Records are buffered as they arrive from the upstream source or transform. A batch is flushed downstream when **both** conditions are met:

* `max_batch_size` records have accumulated, **and**
* `min_batch_interval` has elapsed since the last batch was emitted

The effective maximum throughput is approximately:

```
max_batch_size / min_batch_interval = records per second
```

Examples:

* `max_batch_size: 100`, `min_batch_interval: 10s` → \~10 rps
* `max_batch_size: 1000`, `min_batch_interval: 5s` → \~200 rps

<Note>
  "Records per second" here means the **average throughput** the downstream
  system needs to handle, not literal requests or messages per second.
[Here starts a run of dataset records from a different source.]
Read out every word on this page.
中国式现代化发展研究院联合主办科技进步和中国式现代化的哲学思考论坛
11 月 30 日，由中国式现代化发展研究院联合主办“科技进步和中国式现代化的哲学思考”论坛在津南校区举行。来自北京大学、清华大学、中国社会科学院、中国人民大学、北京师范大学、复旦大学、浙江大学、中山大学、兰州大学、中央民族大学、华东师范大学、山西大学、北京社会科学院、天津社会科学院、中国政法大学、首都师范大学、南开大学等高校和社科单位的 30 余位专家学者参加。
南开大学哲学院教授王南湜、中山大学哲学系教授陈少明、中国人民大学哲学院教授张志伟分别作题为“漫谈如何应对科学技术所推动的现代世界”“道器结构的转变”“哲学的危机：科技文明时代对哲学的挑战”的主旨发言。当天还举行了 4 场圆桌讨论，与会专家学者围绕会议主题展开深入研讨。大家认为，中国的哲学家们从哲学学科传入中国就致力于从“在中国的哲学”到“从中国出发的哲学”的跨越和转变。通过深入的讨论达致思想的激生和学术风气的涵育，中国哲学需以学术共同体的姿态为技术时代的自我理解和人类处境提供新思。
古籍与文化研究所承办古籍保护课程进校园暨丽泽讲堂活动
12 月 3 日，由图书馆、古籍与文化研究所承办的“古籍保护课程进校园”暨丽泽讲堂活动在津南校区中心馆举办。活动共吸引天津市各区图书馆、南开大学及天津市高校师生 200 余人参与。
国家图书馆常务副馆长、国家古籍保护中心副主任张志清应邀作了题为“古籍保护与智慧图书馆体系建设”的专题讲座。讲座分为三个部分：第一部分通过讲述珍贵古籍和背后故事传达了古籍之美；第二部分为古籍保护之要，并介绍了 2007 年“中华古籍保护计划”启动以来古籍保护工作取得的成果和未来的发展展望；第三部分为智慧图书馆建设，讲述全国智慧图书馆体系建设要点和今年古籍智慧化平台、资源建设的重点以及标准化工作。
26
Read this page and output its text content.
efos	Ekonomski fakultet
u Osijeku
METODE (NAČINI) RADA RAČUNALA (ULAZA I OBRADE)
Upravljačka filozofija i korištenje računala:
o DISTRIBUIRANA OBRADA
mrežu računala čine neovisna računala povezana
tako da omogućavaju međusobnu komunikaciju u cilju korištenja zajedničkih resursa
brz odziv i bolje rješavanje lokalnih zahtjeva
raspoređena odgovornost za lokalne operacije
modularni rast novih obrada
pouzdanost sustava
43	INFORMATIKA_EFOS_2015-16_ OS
The
  throttle emits one batch per interval: sinks consume that batch in whatever
  way is natural for them. For example, an S3 sink writes one file per
  interval at the configured batch size.
</Note>

<Note>
  Throttle limits the *maximum* rate, not the minimum. If the upstream is slow,
  batches will be smaller and arrive less frequently.
</Note>

## Example

Throttle a high-volume ERC-20 transfer stream down to \~10 rps before sending it to a sink:

```yaml theme={null}
name: throttle_example
resource_size: s
use_dedicated_ip: false
job: false

sources:
  erc20s:
    type: dataset
    dataset_name: matic.erc20_transfers
    version: 1.2.0
    start_at: latest

transforms:
  throttled_erc20s:
    type: throttle
    from: erc20s
    max_batch_size: 100 # ~10 rps with a 10s interval
    min_batch_interval: 10s

sinks:
  sink_1:
    type: blackhole
    from: throttled_erc20s
```

## When to use throttle

* **Rate-limited sinks**: Stay under per-second write quotas on downstream APIs or databases.
* **External handler protection**: Pace records into an [HTTP handler](/turbo-pipelines/transforms/http-handler) so the receiving service is not overwhelmed.
* **Cost control during development**: Slow down processing while iterating on a pipeline against a live source.
* **Testing**: Reproduce sink behavior under a known, fixed input rate.

## Best Practices

<Steps>
  <Step title="Place throttle close to the bottleneck">
    Throttle the stream just before the rate-limited sink or handler so
    upstream transforms still process at full speed.
  </Step>

  <Step title="Tune batch size to your sink">
    Larger `max_batch_size` reduces per-batch overhead but increases latency
    per record. Pick a size that matches your sink's preferred batch size.
  </Step>

  <Step title="Remove throttle in production where possible">
    Throttle caps throughput by design. Once rate-limit concerns are addressed,
    remove the transform to let the pipeline run at full speed.